When you’re working hard you may have to unzip to dump some excess heat. Photo Credit: Spencer Miller

At Strafe we use the highest-performing technical materials and fabrics to create systems of baselayers, insulation, and weather protection depending on your intended activity. From the beginning, Strafe recognized that modern waterproof outerwear does a great job of keeping moisture and wind out, so often the limiting comfort factor is moisture buildup internally. To mitigate that internal moisture, we focus on maximizing breathability with air-permeable fabrics and insulation systems, allowing you to stay drier, warmer, and more comfortable longer.

We love our eVent® outerwear pieces. These are 3L shells that hit the sweet spot between the two main compromises of weather protection and breathability and weight and durability. No one wants to ski in a kevlar trash bag or ride in a fragile, freezing fabric, and after many years of development these eVent® shells have found the perfect balance. With the right layering they’ll work for any day and any activity in the mountains.


We are super stoked on our new Men’s Alpha Insulator Short and Women’s Pant. If you’re skiing or touring in cold conditions regularly, these pieces allow you to stay comfortable with a single bottom baselayer under your shell pants. The full-length side-zip allows you to easily remove them should things warm up and the 100% recycled, quick-drying, and lightweight Polartec® Alpha® insulation is the most breathable insulation we’ve ever used. They’re truly a game changer for cold days and climates.
Photo Credit: Jake Burchmore
Photo Credit: Jake Burchmore
Skier cutting some turns in powder, all layered up with Strafe gear. Photo Credit: Matt Power

Of course! We are spoiled and definitely have an upper hand on how to create an effective layering system when it comes to protective gear. Our offices are located right at the base of Aspen Highlands, home of some of the best inbound terrain in Colorado. We’re athlete-owned, so we make the gear we need.

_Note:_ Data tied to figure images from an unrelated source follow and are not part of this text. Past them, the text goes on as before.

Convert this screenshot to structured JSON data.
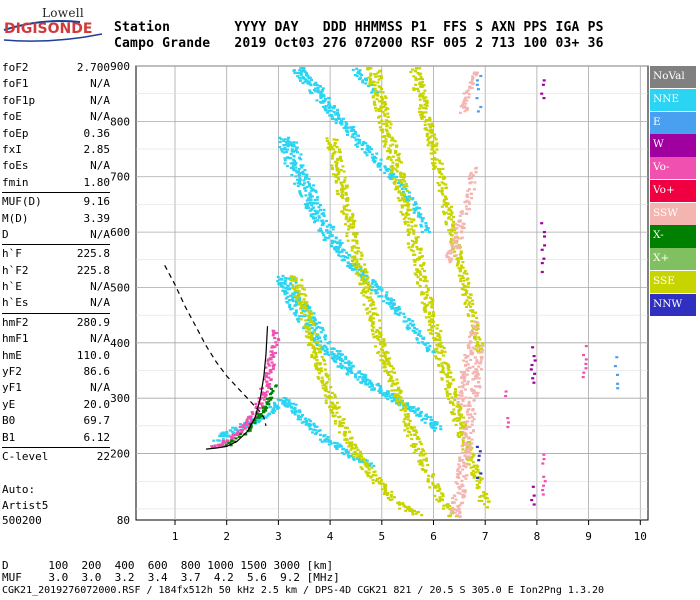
{
  "logo": {
    "line1": "Lowell",
    "line2": "DIGISONDE"
  },
  "header": {
    "row1": "Station        YYYY DAY   DDD HHMMSS P1  FFS S AXN PPS IGA PS",
    "row2": "Campo Grande   2019 Oct03 276 072000 RSF 005 2 713 100 03+ 36"
  },
  "params": [
    {
      "name": "foF2",
      "value": "2.700"
    },
    {
      "name": "foF1",
      "value": "N/A"
    },
    {
      "name": "foF1p",
      "value": "N/A"
    },
    {
      "name": "foE",
      "value": "N/A"
    },
    {
      "name": "foEp",
      "value": "0.36"
    },
    {
      "name": "fxI",
      "value": "2.85"
    },
    {
      "name": "foEs",
      "value": "N/A"
    },
    {
      "name": "fmin",
      "value": "1.80"
    },
    {
      "sep": true
    },
    {
      "name": "MUF(D)",
      "value": "9.16"
    },
    {
      "name": "M(D)",
      "value": "3.39"
    },
    {
      "name": "D",
      "value": "N/A"
    },
    {
      "sep": true
    },
    {
      "name": "h`F",
      "value": "225.8"
    },
    {
      "name": "h`F2",
      "value": "225.8"
    },
    {
      "name": "h`E",
      "value": "N/A"
    },
    {
      "name": "h`Es",
      "value": "N/A"
    },
    {
      "sep": true
    },
    {
      "name": "hmF2",
      "value": "280.9"
    },
    {
      "name": "hmF1",
      "value": "N/A"
    },
    {
      "name": "hmE",
      "value": "110.0"
    },
    {
      "name": "yF2",
      "value": "86.6"
    },
    {
      "name": "yF1",
      "value": "N/A"
    },
    {
      "name": "yE",
      "value": "20.0"
    },
    {
      "name": "B0",
      "value": "69.7"
    },
    {
      "name": "B1",
      "value": "6.12"
    },
    {
      "sep": true
    },
    {
      "name": "C-level",
      "value": "22"
    }
  ],
  "auto": {
    "line1": "Auto:",
    "line2": "Artist5",
    "line3": "500200"
  },
  "legend": [
    {
      "label": "NoVal",
      "color": "#808080"
    },
    {
      "label": "NNE",
      "color": "#2ad4f2"
    },
    {
      "label": "E",
      "color": "#4aa0f0"
    },
    {
      "label": "W",
      "color": "#a000a0"
    },
    {
      "label": "Vo-",
      "color": "#f050b0"
    },
    {
      "label": "Vo+",
      "color": "#f00040"
    },
    {
      "label": "SSW",
      "color": "#f4b4b0"
    },
    {
      "label": "X-",
      "color": "#008000"
    },
    {
      "label": "X+",
      "color": "#80c060"
    },
    {
      "label": "SSE",
      "color": "#c8d400"
    },
    {
      "label": "NNW",
      "color": "#3030c0"
    }
  ],
  "footer": {
    "line1": "D      100  200  400  600  800 1000 1500 3000 [km]",
    "line2": "MUF    3.0  3.0  3.2  3.4  3.7  4.2  5.6  9.2 [MHz]",
    "line3": "CGK21_2019276072000.RSF / 184fx512h 50 kHz 2.5 km / DPS-4D CGK21 821 / 20.5 S 305.0 E Ion2Png 1.3.20"
  },
  "chart_data": {
    "type": "scatter",
    "title": "",
    "xlabel": "",
    "ylabel": "",
    "xlim": [
      0.75,
      10.15
    ],
    "ylim": [
      80,
      900
    ],
    "x_ticks": [
      "1",
      "2",
      "3",
      "4",
      "5",
      "6",
      "7",
      "8",
      "9",
      "10"
    ],
    "y_ticks": [
      "80",
      "200",
      "300",
      "400",
      "500",
      "600",
      "700",
      "800",
      "900"
    ],
    "grid": true,
    "series": [
      {
        "name": "NNE",
        "color": "#2ad4f2",
        "traces": [
          {
            "points": [
              [
                1.82,
                220
              ],
              [
                1.9,
                232
              ],
              [
                2.0,
                238
              ],
              [
                2.1,
                243
              ],
              [
                2.4,
                255
              ],
              [
                2.8,
                275
              ],
              [
                2.95,
                290
              ],
              [
                3.1,
                300
              ],
              [
                3.5,
                260
              ],
              [
                3.9,
                225
              ],
              [
                4.2,
                210
              ],
              [
                4.5,
                192
              ],
              [
                4.8,
                180
              ]
            ],
            "width": [
              14,
              9
            ]
          },
          {
            "points": [
              [
                3.1,
                520
              ],
              [
                3.4,
                465
              ],
              [
                3.7,
                420
              ],
              [
                4.0,
                385
              ],
              [
                4.4,
                350
              ],
              [
                4.8,
                325
              ],
              [
                5.2,
                300
              ],
              [
                5.6,
                280
              ],
              [
                6.0,
                255
              ],
              [
                6.1,
                240
              ]
            ],
            "width": [
              22,
              10
            ]
          },
          {
            "points": [
              [
                3.1,
                770
              ],
              [
                3.4,
                700
              ],
              [
                3.7,
                640
              ],
              [
                4.0,
                590
              ],
              [
                4.4,
                545
              ],
              [
                4.8,
                505
              ],
              [
                5.2,
                470
              ],
              [
                5.6,
                425
              ],
              [
                5.95,
                380
              ]
            ],
            "width": [
              20,
              8
            ]
          },
          {
            "points": [
              [
                3.3,
                900
              ],
              [
                3.7,
                860
              ],
              [
                4.0,
                820
              ],
              [
                4.4,
                780
              ],
              [
                4.8,
                740
              ],
              [
                5.2,
                700
              ],
              [
                5.6,
                650
              ],
              [
                5.85,
                600
              ]
            ],
            "width": [
              16,
              8
            ]
          },
          {
            "points": [
              [
                4.4,
                900
              ],
              [
                4.6,
                880
              ],
              [
                4.9,
                850
              ]
            ],
            "width": [
              10,
              6
            ]
          }
        ]
      },
      {
        "name": "SSE",
        "color": "#c8d400",
        "traces": [
          {
            "points": [
              [
                3.3,
                520
              ],
              [
                3.6,
                420
              ],
              [
                3.9,
                320
              ],
              [
                4.2,
                250
              ],
              [
                4.5,
                200
              ],
              [
                4.8,
                160
              ],
              [
                5.1,
                130
              ],
              [
                5.4,
                105
              ],
              [
                5.7,
                90
              ]
            ],
            "width": [
              12,
              10
            ]
          },
          {
            "points": [
              [
                4.0,
                770
              ],
              [
                4.3,
                640
              ],
              [
                4.6,
                520
              ],
              [
                4.9,
                410
              ],
              [
                5.2,
                330
              ],
              [
                5.5,
                250
              ],
              [
                5.8,
                180
              ],
              [
                6.1,
                120
              ],
              [
                6.4,
                85
              ]
            ],
            "width": [
              12,
              10
            ]
          },
          {
            "points": [
              [
                4.8,
                900
              ],
              [
                5.0,
                810
              ],
              [
                5.3,
                700
              ],
              [
                5.6,
                580
              ],
              [
                5.9,
                460
              ],
              [
                6.2,
                350
              ],
              [
                6.5,
                250
              ],
              [
                6.8,
                160
              ],
              [
                7.0,
                100
              ]
            ],
            "width": [
              14,
              10
            ]
          },
          {
            "points": [
              [
                5.6,
                900
              ],
              [
                5.8,
                820
              ],
              [
                6.0,
                740
              ],
              [
                6.3,
                620
              ],
              [
                6.6,
                500
              ],
              [
                6.9,
                380
              ]
            ],
            "width": [
              12,
              8
            ]
          }
        ]
      },
      {
        "name": "SSW",
        "color": "#f4b4b0",
        "traces": [
          {
            "points": [
              [
                6.4,
                90
              ],
              [
                6.5,
                150
              ],
              [
                6.6,
                210
              ],
              [
                6.7,
                270
              ],
              [
                6.8,
                330
              ],
              [
                6.85,
                400
              ]
            ],
            "width": [
              12,
              8
            ]
          },
          {
            "points": [
              [
                6.5,
                290
              ],
              [
                6.55,
                330
              ],
              [
                6.65,
                380
              ],
              [
                6.75,
                420
              ],
              [
                6.8,
                445
              ]
            ],
            "width": [
              10,
              6
            ]
          },
          {
            "points": [
              [
                6.3,
                550
              ],
              [
                6.4,
                580
              ],
              [
                6.5,
                620
              ],
              [
                6.6,
                650
              ],
              [
                6.7,
                680
              ],
              [
                6.75,
                720
              ]
            ],
            "width": [
              12,
              6
            ]
          },
          {
            "points": [
              [
                6.55,
                820
              ],
              [
                6.65,
                860
              ],
              [
                6.75,
                880
              ],
              [
                6.8,
                895
              ]
            ],
            "width": [
              8,
              5
            ]
          }
        ]
      },
      {
        "name": "Vo-",
        "color": "#f050b0",
        "traces": [
          {
            "points": [
              [
                1.75,
                215
              ],
              [
                2.0,
                225
              ],
              [
                2.2,
                240
              ],
              [
                2.4,
                260
              ],
              [
                2.6,
                290
              ],
              [
                2.75,
                330
              ],
              [
                2.85,
                380
              ],
              [
                2.95,
                430
              ]
            ],
            "width": [
              8,
              8
            ]
          }
        ]
      },
      {
        "name": "X-",
        "color": "#008000",
        "traces": [
          {
            "points": [
              [
                2.0,
                218
              ],
              [
                2.25,
                232
              ],
              [
                2.45,
                250
              ],
              [
                2.65,
                275
              ],
              [
                2.8,
                300
              ],
              [
                2.9,
                330
              ]
            ],
            "width": [
              6,
              5
            ]
          }
        ]
      }
    ],
    "model_curves": [
      {
        "name": "profile_solid",
        "style": "solid",
        "points": [
          [
            1.6,
            208
          ],
          [
            1.8,
            210
          ],
          [
            2.0,
            213
          ],
          [
            2.2,
            222
          ],
          [
            2.4,
            240
          ],
          [
            2.55,
            265
          ],
          [
            2.65,
            300
          ],
          [
            2.72,
            340
          ],
          [
            2.76,
            380
          ],
          [
            2.79,
            430
          ]
        ]
      },
      {
        "name": "profile_dashed",
        "style": "dashed",
        "points": [
          [
            0.8,
            540
          ],
          [
            1.0,
            505
          ],
          [
            1.2,
            465
          ],
          [
            1.4,
            430
          ],
          [
            1.6,
            395
          ],
          [
            1.8,
            365
          ],
          [
            2.0,
            340
          ],
          [
            2.2,
            320
          ],
          [
            2.4,
            300
          ],
          [
            2.55,
            285
          ],
          [
            2.65,
            275
          ],
          [
            2.72,
            265
          ],
          [
            2.76,
            250
          ]
        ]
      }
    ]
  }
}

Hiking the Highland bowl, ripping down to the lift, and riding up to lap again places unique demands on apparel in terms of breathability, weather protection, insulation, mobility and storage. We found gear needed to be a blend of breathable, waterproof materials and constructions with snow-specific features and fits for moving efficiently and skiing hard all day. We’re trying to constantly evolve and find the newest and best materials to keep us dry and warm on the coldest days!


Gear doesn’t make the day great, but can sure make it better! Skiing is a cold, outdoor sport with a lot of moisture and it’s generally much easier to cool off than it is to warm up. Dress warm and give yourself options to adjust based on your comfort.

At the end of the day, it doesn’t really matter what you wear, just as long as you’re warm, comfortable, and outside enjoying the beautiful mountains we call home.

Don’t be afraid to try new things! Trying new layering is how we learn what is most comfortable for us as the skier or rider we are.

Check out the latest in layering technology for the perfect Strafe garment for your winter needs:



Is layering for kids different than adults?

Well, yes - and our friends at namuk who specialize in the finest outdoor children's clothing have you covered with a blog on their site to explain the details on how to layer your kids for a day on the slopes and in the mountains during the winter, check it out here!

Now, To The Mountains

Our hope is this guide gives you the confidence to explore the outdoors in all conditions and even better, know that you'll be doing it comfortably. Instead of having to cut your day on the slopes or in the backcountry short, hopefully you're now able to maximize your own time in the mountains thanks to this layering guide. Being able to guarantee more time in the mountains? Now, that's priceless.